In brief
5 June 2018

Latest news - June 2018

Last month’s tax and legal news in a few sentences.

Lenka Fialková
  • The new mandatory disclosure requirements for intermediaries and relevant taxpayers will enter into force on 25 June 2018, i.e. twenty days after their publication in the Official Journal on 5 June 2018. These are the most recent amendments to the Directive on Administrative Cooperation in the Field of Taxation (“DAC 6”), which must be implemented by member states before 31 December 2019 and which will apply from 1 July 2020. Intermediaries and relevant taxpayers will also be required to disclose information on reportable cross-border arrangements, whose first step is to be implemented between 25 June 2018 and 1 July 2020. This information should be filed by 31 August 2020.
     
  • The Ministry of Finance issued a notification clarifying the accounting treatment of virtual currencies.

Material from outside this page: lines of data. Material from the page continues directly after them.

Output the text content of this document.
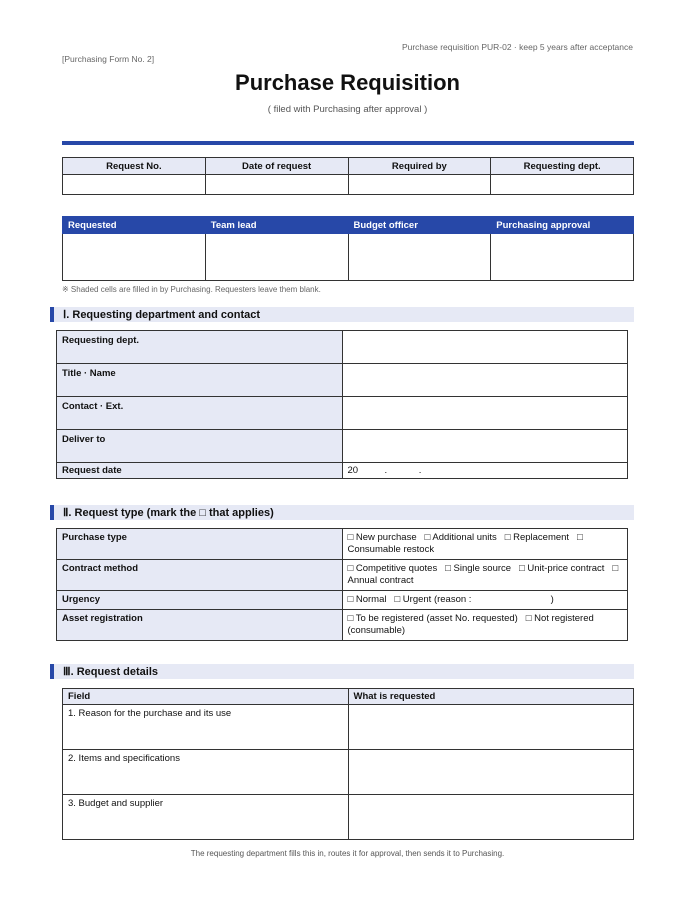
Purchase requisition PUR-02 · keep 5 years after acceptance
[Purchasing Form No. 2]
Purchase Requisition
( filed with Purchasing after approval )
Request No.	Date of request	Required by	Requesting dept.

Requested	Team lead	Budget officer	Purchasing approval

※ Shaded cells are filled in by Purchasing. Requesters leave them blank.
Ⅰ. Requesting department and contact
Requesting dept.	
Title · Name	
Contact · Ext.	
Deliver to	
Request date	20          .            .
Ⅱ. Request type (mark the □ that applies)
Purchase type	□ New purchase   □ Additional units   □ Replacement   □ Consumable restock
Contract method	□ Competitive quotes   □ Single source   □ Unit-price contract   □ Annual contract
Urgency	□ Normal   □ Urgent (reason :                              )
Asset registration	□ To be registered (asset No. requested)   □ Not registered (consumable)
Ⅲ. Request details
Field	What is requested
1. Reason for the purchase and its use	
2. Items and specifications	
3. Budget and supplier	
The requesting department fills this in, routes it for approval, then sends it to Purchasing.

According to the ministry, a virtual currency is viewed as a digital medium of value. While the motive for holding virtual currencies may vary among users, regardless of the holders’ intentions, the ministry recommends recording them as “special-type” inventories, reporting them in work in progress, finished products or goods in the balance sheet and disclosing information about the purpose of their acquisition and holding and the method of their valuation in the notes to the financial statements. 
     
  • The Ministry of Industry and Trade published an updated timetable of calls to participate in the Enterprise and Innovations for Competitiveness Operational Programme in 2018. According to the new timetable, other calls to take part in the popular Innovation and Potential Programmes, designed also for large businesses, are planned for autumn 2018. The timetable is available for downloading on the API’s or the ministry’s websites. 
     
  • The May ECOFIN Council (the council of European finance ministers) adopted DAC6 rules aimed to enhance transparency and prevent aggressive cross-border tax planning. DAC6 focuses on intermediaries such as tax advisors, accountants and lawyers who propose or recommend tax planning arrangements. According to DAC6, intermediaries will have to report arrangements that may be aggressive. The ministers also agreed on excluding the Bahamas and the Federation of Saint Christopher and Nevis from the EU list of non-cooperative jurisdictions, since these countries have committed themselves on a high political level to rectify areas that are problematic from an EU perspective.